2023-06-14 10:32:08,558 ERROR pid=4938 tid=MainThread file=base_modinput.py:log_error:316 | Get error when collecting events.
Traceback (most recent call last):
File "/opt/splunk/etc/apps/TA-MS-AAD/lib/splunktaucclib/modinput_wrapper/base_modinput.py", line 140, in stream_events
self.collect_events(ew)
File "/opt/splunk/etc/apps/TA-MS-AAD/bin/azure_virtual_network.py", line 212, in collect_events
raise RuntimeError("Unable to obtain access token. Please check the Client ID, Client Secret, and Tenant ID")
RuntimeError: Unable to obtain access token. Please check the Client ID, Client Secret, and Tenant ID
2. Splunk Add-on for Microsoft Cloud Services
when i was created azure app account, report Account authentication failed.
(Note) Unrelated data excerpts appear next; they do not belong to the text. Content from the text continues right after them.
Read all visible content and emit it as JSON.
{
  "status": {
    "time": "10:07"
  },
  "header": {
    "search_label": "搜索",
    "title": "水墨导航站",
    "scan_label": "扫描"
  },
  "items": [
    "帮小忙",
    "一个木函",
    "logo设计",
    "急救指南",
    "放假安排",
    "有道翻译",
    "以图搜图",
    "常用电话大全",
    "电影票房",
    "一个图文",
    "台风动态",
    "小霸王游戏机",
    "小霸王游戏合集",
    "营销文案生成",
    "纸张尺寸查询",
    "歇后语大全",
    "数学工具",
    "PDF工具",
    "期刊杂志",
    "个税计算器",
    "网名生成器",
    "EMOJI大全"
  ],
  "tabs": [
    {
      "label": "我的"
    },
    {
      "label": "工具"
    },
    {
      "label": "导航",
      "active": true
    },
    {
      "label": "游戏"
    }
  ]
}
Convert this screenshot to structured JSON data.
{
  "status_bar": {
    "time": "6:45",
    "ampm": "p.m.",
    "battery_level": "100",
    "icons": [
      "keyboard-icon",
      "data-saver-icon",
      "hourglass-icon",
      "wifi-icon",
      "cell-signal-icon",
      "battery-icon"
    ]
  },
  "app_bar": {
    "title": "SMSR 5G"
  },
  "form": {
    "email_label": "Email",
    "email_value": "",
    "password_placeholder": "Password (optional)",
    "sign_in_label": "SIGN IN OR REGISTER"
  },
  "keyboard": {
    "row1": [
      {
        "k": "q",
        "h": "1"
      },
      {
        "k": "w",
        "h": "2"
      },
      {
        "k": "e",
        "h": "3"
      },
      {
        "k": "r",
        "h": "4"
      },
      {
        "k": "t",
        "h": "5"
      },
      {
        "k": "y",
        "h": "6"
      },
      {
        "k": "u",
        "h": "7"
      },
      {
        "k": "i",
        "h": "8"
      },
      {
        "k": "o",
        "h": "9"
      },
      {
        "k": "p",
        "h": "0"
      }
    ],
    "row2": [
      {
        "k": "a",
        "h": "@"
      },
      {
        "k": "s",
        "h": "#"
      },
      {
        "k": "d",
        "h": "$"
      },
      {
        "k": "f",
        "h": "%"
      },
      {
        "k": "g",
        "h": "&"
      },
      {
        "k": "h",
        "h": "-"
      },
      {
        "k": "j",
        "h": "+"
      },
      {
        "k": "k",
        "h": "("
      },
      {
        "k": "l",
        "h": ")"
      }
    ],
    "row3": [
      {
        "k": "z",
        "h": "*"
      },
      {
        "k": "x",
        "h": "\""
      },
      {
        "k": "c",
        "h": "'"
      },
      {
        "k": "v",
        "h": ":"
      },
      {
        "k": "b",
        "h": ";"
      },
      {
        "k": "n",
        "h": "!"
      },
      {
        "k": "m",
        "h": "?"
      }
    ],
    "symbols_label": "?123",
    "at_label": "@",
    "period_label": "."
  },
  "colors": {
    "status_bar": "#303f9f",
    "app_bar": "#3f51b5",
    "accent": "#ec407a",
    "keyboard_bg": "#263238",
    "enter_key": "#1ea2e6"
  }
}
Please check your credentials and try again
Who know, the two add-on is support Azure China or not ?
thanks
Hi DavidLi
I didn't realise that after a year you would still reply, thank you so much!
I have asked ChatGPT. The answer is as below. So I don't think there is easy way like modify conf file can reslove this issue.
As of the latest available information, there are no widely recognized third-party solutions or community-contributed add-ons specifically tailored for Splunk to collect logs from Azure China. Most existing add-ons, including the official *Splunk Add-on for Microsoft Cloud Services*, are designed for the global Azure environment and may require customization to work with Azure China.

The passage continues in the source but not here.